The young Carl Fredricksen (Ed Asner) is one step ahead of most people – he’s found his soul mate early on and they settle in a lovely home. When life begins throwing them curve balls they stick together and work things through. However, their lifelong dream of visiting Paradise Falls in South America always seems just out of reach. When his wife Ellie passes away, Carl shuts himself off and fights to save his cherished home from demolition.

This poignant tale teaches us to embrace adventure and voyage into the world but ultimately to follow your dreams before it’s too late. Take that trip of a lifetime now. Find a way to make it happen. Don’t wait for a health scare, a relationship breakup or retirement to make changes or live the life you’ve always wanted.

Letters of Note

‘Correspondence deserving of a wider audience’

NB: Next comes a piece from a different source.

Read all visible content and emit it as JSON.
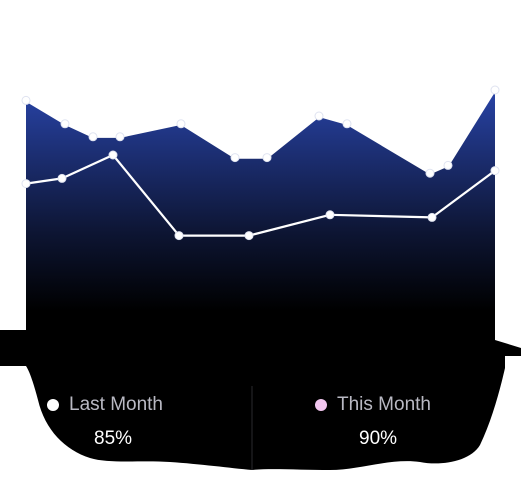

Edited by Shaun Usher, Letters of Note is described by its founder as an ‘online homage to offline correspondence’.

Some of the most popular letters – and my personal favourites – include ‘Pixar don’t finish films’ – a letter written by Pixar director Pete Docter to a young fan, ‘Wilder on Wonka’ – a letter penned by Gene Wilder to director Mel Stuart, and ‘I like words’ – a letter sent to MGM Studios in Hollywood in 1934 by a Madison Avenue copywriter named Robert Pirosh.

NB The Letters of Note book comes out in October of this year.

http://www.lettersofnote.com

Messy Nessy Chic

‘Blogging on the off-beat, the unique and the chic’

This blog was founded by Londoner Vanessa (Nessy), who upped sticks and moved to Paris. This means there are a lot of Parisian-based posts, but also plenty of fascinating insights – past and present – from around the globe.

Messy Nessy Chic is a sort of amalgamation of interesting discoveries from the internet, and details such finds as the history behind abandoned buildings, secret hideaways in congested cities, and clandestine Parisian parties. My favourite series of posts includes ’13 Things I found on the Internet Today’, which is published weekly.

http://www.messynessychic.com

Apartment Therapy

‘Saving the world one room at a time!’

Apartment Therapy was founded in 2004 by ‘apartment therapist’ Maxwell Ryan. Its mission statement, ‘Helping people make their homes more beautiful, organized and healthy by connecting them to a wealth of resources, ideas and community online’ sums up the site very well, and the readers’ comments play an integral role in further substantiating the articles. As well as Maxwell’s tips, reviews and ideas, the site also features tours of real homes and design projects and has a strong sense of kinship.

Although the site is very New York-centric, contributors hail from Canada, the Netherlands, Germany and the UK, as well as the US, and there are still many relevant topics for a UK reader.

Three Apartment Therapy books have now been published, and there is also space on the site dedicated to food and recipes.